Lord very clearly stated that the ice was 1 to 2 miles wide. He also said "From the position we stopped in to the position at which the Titanic is supposed to have hit the iceberg, 19 1/2 to 19 3/4 miles; south 16 west, sir, was the course."I made no such claim. The 5 miles came from your champion, Capt. Lord in the report that he filed. In the diagram I drew I stated from whom the width of the ice field came from. Up where Californian was, the field was 2-3 miles wide, the distance that Lord said he had to cross at 6 in the morning. Down where Titanic was it was 5-6 miles wide based on what Capt.Moore and his officers estimated. But Jim Currie says it was only 1 to 2 miles wide because that is what Lord told Sen. Smith on April 26, 4 days after he filed his report in Boston where he said the heavy pack ice 5 miles wide.
Why would anyone in their right mind want to take the longest path when cutting across ice by going diagonally? It was easy to see clear water on the other side. Get to the other side in shortest path possible, and then head down on your intended course to your destination. But what do I know?
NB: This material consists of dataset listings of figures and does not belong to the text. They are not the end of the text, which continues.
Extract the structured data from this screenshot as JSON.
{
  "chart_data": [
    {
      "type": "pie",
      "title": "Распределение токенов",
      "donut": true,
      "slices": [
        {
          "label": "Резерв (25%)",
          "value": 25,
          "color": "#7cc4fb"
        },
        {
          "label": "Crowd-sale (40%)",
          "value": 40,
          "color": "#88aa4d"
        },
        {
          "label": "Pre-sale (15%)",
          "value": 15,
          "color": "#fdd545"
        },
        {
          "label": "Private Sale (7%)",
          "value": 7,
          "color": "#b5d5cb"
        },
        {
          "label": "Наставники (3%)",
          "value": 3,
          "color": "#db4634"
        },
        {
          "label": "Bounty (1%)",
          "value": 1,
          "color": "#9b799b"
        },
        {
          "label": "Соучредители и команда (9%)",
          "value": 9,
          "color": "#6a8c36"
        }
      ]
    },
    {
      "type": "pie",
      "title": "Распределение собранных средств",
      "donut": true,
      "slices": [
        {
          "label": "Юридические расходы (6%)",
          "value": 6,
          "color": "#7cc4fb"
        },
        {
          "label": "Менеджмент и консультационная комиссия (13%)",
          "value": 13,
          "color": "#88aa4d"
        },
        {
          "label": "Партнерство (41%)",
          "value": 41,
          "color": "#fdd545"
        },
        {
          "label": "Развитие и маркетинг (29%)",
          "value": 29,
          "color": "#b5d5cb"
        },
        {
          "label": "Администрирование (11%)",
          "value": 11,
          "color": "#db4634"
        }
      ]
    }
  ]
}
I fly airplanes, not steamboats.
By the way, after Californian cleared the heavy stuff she turned southward to parallel the western side of the field. (Read Stewart.) Before then, while cutting across the ice, she was seen crossing the field going from east to west, not southward if she was really heading S16W. But that observation came from Capt. Moore, so why should it be trusted? Right?
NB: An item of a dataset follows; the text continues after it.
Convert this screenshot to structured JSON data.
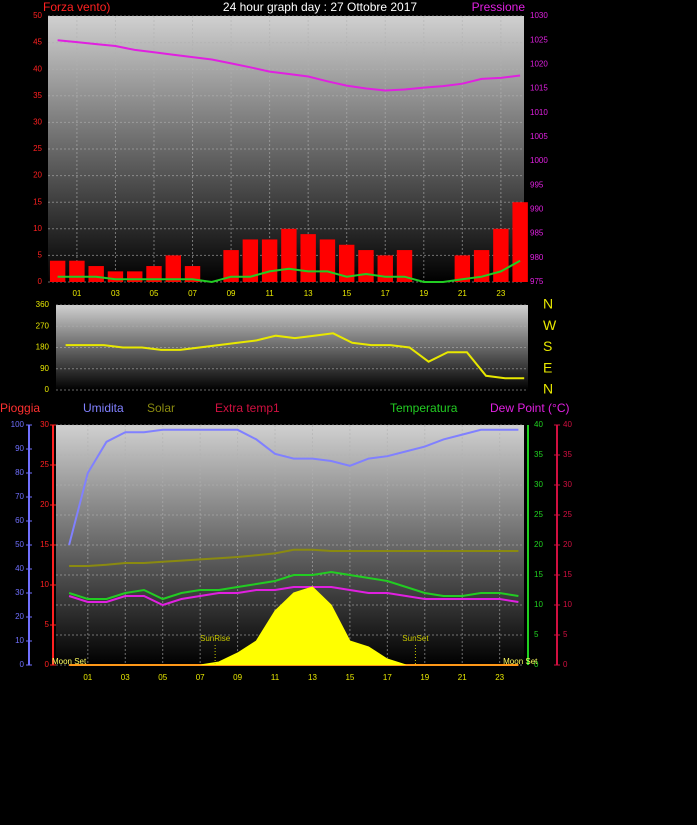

When you set out for a target which is out of sight, the only way you can ensure that you are heading in the right direction and that you will not miss the target is to maintain your ship's head on the bearing of the target for as long as you can. It's called "the practice of good seamanship."
Jim Currie says the ice was 2 miles wide because Captain Rostron said his ship was about 3 or 4 miles east of the pack ice at 8 pm when he saw Californian bearing WSW from Carpathia on the far side of the ice and that Californian arrived alongside Carpathia at 8-30 pm.
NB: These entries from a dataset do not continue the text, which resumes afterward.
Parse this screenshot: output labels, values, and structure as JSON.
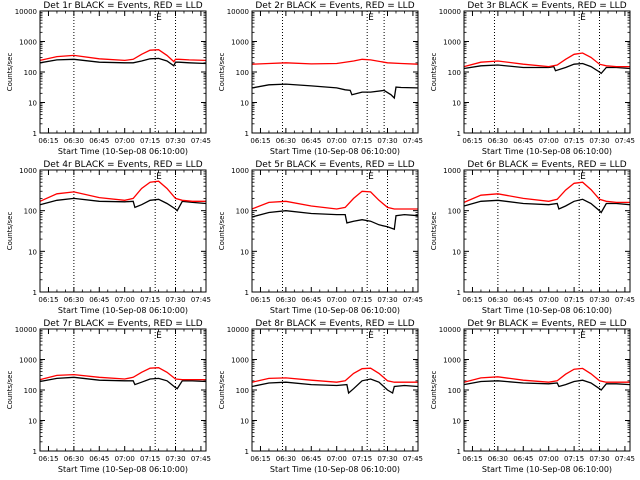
{
  "colors": {
    "events": "#000000",
    "lld": "#ff0000",
    "axes": "#000000",
    "background": "#ffffff"
  },
  "x_ticks": [
    "06:15",
    "06:30",
    "06:45",
    "07:00",
    "07:15",
    "07:30",
    "07:45"
  ],
  "y_ticks": [
    "1",
    "10",
    "100",
    "1000",
    "10000"
  ],
  "ylabel": "Counts/sec",
  "xlabel": "Start Time (10-Sep-08 06:10:00)",
  "marker_label": "E",
  "chart_data": [
    {
      "type": "line",
      "title": "Det 1r BLACK = Events, RED = LLD",
      "xlim": [
        "06:10",
        "07:48"
      ],
      "yscale": "log",
      "ylim": [
        1,
        10000
      ],
      "vlines": [
        "06:30",
        "07:18",
        "07:30"
      ],
      "marker_time": "07:18",
      "series": [
        {
          "name": "Events",
          "x": [
            "06:10",
            "06:20",
            "06:30",
            "06:45",
            "07:00",
            "07:05",
            "07:10",
            "07:15",
            "07:20",
            "07:25",
            "07:29",
            "07:30",
            "07:32",
            "07:38",
            "07:48"
          ],
          "y": [
            200,
            250,
            260,
            210,
            200,
            200,
            230,
            270,
            280,
            230,
            160,
            210,
            210,
            200,
            190
          ]
        },
        {
          "name": "LLD",
          "x": [
            "06:10",
            "06:20",
            "06:30",
            "06:45",
            "07:00",
            "07:05",
            "07:10",
            "07:15",
            "07:20",
            "07:25",
            "07:29",
            "07:30",
            "07:32",
            "07:38",
            "07:48"
          ],
          "y": [
            240,
            320,
            350,
            270,
            240,
            260,
            380,
            520,
            540,
            350,
            220,
            260,
            260,
            250,
            240
          ]
        }
      ]
    },
    {
      "type": "line",
      "title": "Det 2r BLACK = Events, RED = LLD",
      "xlim": [
        "06:10",
        "07:48"
      ],
      "yscale": "log",
      "ylim": [
        1,
        10000
      ],
      "vlines": [
        "06:28",
        "07:18",
        "07:28"
      ],
      "marker_time": "07:18",
      "series": [
        {
          "name": "Events",
          "x": [
            "06:10",
            "06:20",
            "06:30",
            "06:45",
            "07:00",
            "07:05",
            "07:08",
            "07:09",
            "07:15",
            "07:20",
            "07:28",
            "07:32",
            "07:34",
            "07:35",
            "07:38",
            "07:48"
          ],
          "y": [
            30,
            38,
            40,
            35,
            30,
            26,
            25,
            18,
            22,
            22,
            25,
            18,
            14,
            32,
            31,
            30
          ]
        },
        {
          "name": "LLD",
          "x": [
            "06:10",
            "06:20",
            "06:30",
            "06:45",
            "07:00",
            "07:10",
            "07:15",
            "07:20",
            "07:30",
            "07:38",
            "07:48"
          ],
          "y": [
            180,
            190,
            200,
            185,
            190,
            230,
            260,
            250,
            200,
            190,
            180
          ]
        }
      ]
    },
    {
      "type": "line",
      "title": "Det 3r BLACK = Events, RED = LLD",
      "xlim": [
        "06:10",
        "07:48"
      ],
      "yscale": "log",
      "ylim": [
        1,
        10000
      ],
      "vlines": [
        "06:28",
        "07:18",
        "07:30"
      ],
      "marker_time": "07:18",
      "series": [
        {
          "name": "Events",
          "x": [
            "06:10",
            "06:20",
            "06:30",
            "06:45",
            "07:00",
            "07:03",
            "07:04",
            "07:10",
            "07:15",
            "07:20",
            "07:25",
            "07:30",
            "07:31",
            "07:34",
            "07:40",
            "07:48"
          ],
          "y": [
            130,
            160,
            170,
            140,
            140,
            150,
            110,
            140,
            180,
            190,
            150,
            100,
            90,
            140,
            140,
            130
          ]
        },
        {
          "name": "LLD",
          "x": [
            "06:10",
            "06:20",
            "06:30",
            "06:45",
            "07:00",
            "07:05",
            "07:10",
            "07:15",
            "07:20",
            "07:25",
            "07:30",
            "07:34",
            "07:40",
            "07:48"
          ],
          "y": [
            150,
            210,
            230,
            180,
            150,
            170,
            260,
            380,
            420,
            300,
            180,
            160,
            150,
            150
          ]
        }
      ]
    },
    {
      "type": "line",
      "title": "Det 4r BLACK = Events, RED = LLD",
      "xlim": [
        "06:10",
        "07:48"
      ],
      "yscale": "log",
      "ylim": [
        1,
        1000
      ],
      "vlines": [
        "06:30",
        "07:18",
        "07:30"
      ],
      "marker_time": "07:18",
      "series": [
        {
          "name": "Events",
          "x": [
            "06:10",
            "06:20",
            "06:30",
            "06:45",
            "07:00",
            "07:05",
            "07:06",
            "07:10",
            "07:15",
            "07:20",
            "07:25",
            "07:30",
            "07:31",
            "07:34",
            "07:40",
            "07:48"
          ],
          "y": [
            140,
            180,
            200,
            170,
            165,
            170,
            120,
            140,
            180,
            190,
            150,
            110,
            100,
            170,
            160,
            150
          ]
        },
        {
          "name": "LLD",
          "x": [
            "06:10",
            "06:20",
            "06:30",
            "06:45",
            "07:00",
            "07:05",
            "07:10",
            "07:15",
            "07:20",
            "07:25",
            "07:30",
            "07:34",
            "07:40",
            "07:48"
          ],
          "y": [
            170,
            260,
            290,
            210,
            180,
            200,
            350,
            500,
            530,
            350,
            200,
            180,
            170,
            170
          ]
        }
      ]
    },
    {
      "type": "line",
      "title": "Det 5r BLACK = Events, RED = LLD",
      "xlim": [
        "06:10",
        "07:48"
      ],
      "yscale": "log",
      "ylim": [
        1,
        1000
      ],
      "vlines": [
        "06:28",
        "07:18",
        "07:30"
      ],
      "marker_time": "07:18",
      "series": [
        {
          "name": "Events",
          "x": [
            "06:10",
            "06:20",
            "06:30",
            "06:45",
            "07:00",
            "07:05",
            "07:06",
            "07:10",
            "07:15",
            "07:20",
            "07:25",
            "07:30",
            "07:34",
            "07:35",
            "07:40",
            "07:48"
          ],
          "y": [
            70,
            90,
            100,
            85,
            80,
            80,
            50,
            55,
            60,
            55,
            45,
            40,
            35,
            75,
            80,
            75
          ]
        },
        {
          "name": "LLD",
          "x": [
            "06:10",
            "06:20",
            "06:30",
            "06:45",
            "07:00",
            "07:05",
            "07:10",
            "07:15",
            "07:20",
            "07:25",
            "07:30",
            "07:34",
            "07:40",
            "07:48"
          ],
          "y": [
            110,
            160,
            170,
            130,
            110,
            120,
            200,
            300,
            290,
            180,
            120,
            110,
            110,
            110
          ]
        }
      ]
    },
    {
      "type": "line",
      "title": "Det 6r BLACK = Events, RED = LLD",
      "xlim": [
        "06:10",
        "07:48"
      ],
      "yscale": "log",
      "ylim": [
        1,
        1000
      ],
      "vlines": [
        "06:30",
        "07:18",
        "07:30"
      ],
      "marker_time": "07:18",
      "series": [
        {
          "name": "Events",
          "x": [
            "06:10",
            "06:20",
            "06:30",
            "06:45",
            "07:00",
            "07:05",
            "07:06",
            "07:10",
            "07:15",
            "07:20",
            "07:25",
            "07:30",
            "07:31",
            "07:34",
            "07:40",
            "07:48"
          ],
          "y": [
            130,
            170,
            180,
            150,
            140,
            150,
            110,
            130,
            170,
            190,
            150,
            100,
            90,
            150,
            150,
            140
          ]
        },
        {
          "name": "LLD",
          "x": [
            "06:10",
            "06:20",
            "06:30",
            "06:45",
            "07:00",
            "07:05",
            "07:10",
            "07:15",
            "07:20",
            "07:25",
            "07:30",
            "07:34",
            "07:40",
            "07:48"
          ],
          "y": [
            160,
            240,
            260,
            200,
            170,
            190,
            320,
            470,
            500,
            330,
            190,
            170,
            160,
            160
          ]
        }
      ]
    },
    {
      "type": "line",
      "title": "Det 7r BLACK = Events, RED = LLD",
      "xlim": [
        "06:10",
        "07:48"
      ],
      "yscale": "log",
      "ylim": [
        1,
        10000
      ],
      "vlines": [
        "06:30",
        "07:18",
        "07:30"
      ],
      "marker_time": "07:18",
      "series": [
        {
          "name": "Events",
          "x": [
            "06:10",
            "06:20",
            "06:30",
            "06:45",
            "07:00",
            "07:05",
            "07:06",
            "07:10",
            "07:15",
            "07:20",
            "07:25",
            "07:30",
            "07:31",
            "07:34",
            "07:40",
            "07:48"
          ],
          "y": [
            190,
            240,
            260,
            210,
            200,
            200,
            150,
            180,
            230,
            240,
            200,
            120,
            110,
            200,
            200,
            190
          ]
        },
        {
          "name": "LLD",
          "x": [
            "06:10",
            "06:20",
            "06:30",
            "06:45",
            "07:00",
            "07:05",
            "07:10",
            "07:15",
            "07:20",
            "07:25",
            "07:30",
            "07:34",
            "07:40",
            "07:48"
          ],
          "y": [
            220,
            300,
            320,
            260,
            230,
            260,
            380,
            520,
            540,
            380,
            230,
            220,
            220,
            220
          ]
        }
      ]
    },
    {
      "type": "line",
      "title": "Det 8r BLACK = Events, RED = LLD",
      "xlim": [
        "06:10",
        "07:48"
      ],
      "yscale": "log",
      "ylim": [
        1,
        10000
      ],
      "vlines": [
        "06:28",
        "07:18",
        "07:28"
      ],
      "marker_time": "07:18",
      "series": [
        {
          "name": "Events",
          "x": [
            "06:10",
            "06:20",
            "06:30",
            "06:45",
            "07:00",
            "07:06",
            "07:07",
            "07:10",
            "07:15",
            "07:20",
            "07:25",
            "07:30",
            "07:33",
            "07:34",
            "07:40",
            "07:48"
          ],
          "y": [
            130,
            170,
            180,
            150,
            140,
            150,
            80,
            110,
            200,
            230,
            180,
            100,
            80,
            130,
            140,
            130
          ]
        },
        {
          "name": "LLD",
          "x": [
            "06:10",
            "06:20",
            "06:30",
            "06:45",
            "07:00",
            "07:05",
            "07:10",
            "07:15",
            "07:20",
            "07:25",
            "07:30",
            "07:34",
            "07:40",
            "07:48"
          ],
          "y": [
            180,
            240,
            250,
            210,
            180,
            200,
            350,
            500,
            520,
            350,
            200,
            180,
            180,
            180
          ]
        }
      ]
    },
    {
      "type": "line",
      "title": "Det 9r BLACK = Events, RED = LLD",
      "xlim": [
        "06:10",
        "07:48"
      ],
      "yscale": "log",
      "ylim": [
        1,
        10000
      ],
      "vlines": [
        "06:28",
        "07:18",
        "07:30"
      ],
      "marker_time": "07:18",
      "series": [
        {
          "name": "Events",
          "x": [
            "06:10",
            "06:20",
            "06:30",
            "06:45",
            "07:00",
            "07:05",
            "07:06",
            "07:10",
            "07:15",
            "07:20",
            "07:25",
            "07:30",
            "07:31",
            "07:34",
            "07:40",
            "07:48"
          ],
          "y": [
            150,
            190,
            200,
            170,
            160,
            170,
            130,
            150,
            190,
            210,
            170,
            110,
            100,
            160,
            160,
            150
          ]
        },
        {
          "name": "LLD",
          "x": [
            "06:10",
            "06:20",
            "06:30",
            "06:45",
            "07:00",
            "07:05",
            "07:10",
            "07:15",
            "07:20",
            "07:25",
            "07:30",
            "07:34",
            "07:40",
            "07:48"
          ],
          "y": [
            180,
            250,
            270,
            210,
            180,
            200,
            330,
            480,
            510,
            340,
            200,
            180,
            180,
            180
          ]
        }
      ]
    }
  ]
}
Jim Currie says the pack ice was 2 miles wide because Californian passed Mount Temple at 7-30 pm and on a course of SSE making about 12.5 knots. before turning ENE at 8 am toward the stopped Carpathia, arriving beside her at 8-30am
To suggest that it was 5 miles wide down at the Carpathia completely goes against all the evidence and here is why.
Rostron of Carpathia: "The first time that I saw the 'Californian' was at about eight o'clock on the morning of 15th April. She was then about five to six miles distant, bearing W.S.W. true, and steaming towards the 'Carpathia..The 'Carpathia' was then in substantially the position of the 'Titanic' at the time of the disaster .' This is what that would look like.
If as you say, the ice was 5 miles wide, Californian would have been steaming through it for about 48 minutes from the time she entered the pack ice until she arrived alongside Carpathia. Only if the latter was hard up against the eastern edge would your idea work. But then, we would have heard many stories of seeing the heavy pack ice from survivors and the Californian would have passed to the west, not east of the Mount Temple half an hour earlier at 7-30am. That didn't happen.
Last time I looked, there were no barriers of pack ice way up in the sky. If there had been, I'm sure I would have seen them or one of my colleagues in the Merchant Navy & Airline Officers PF would have told me about it.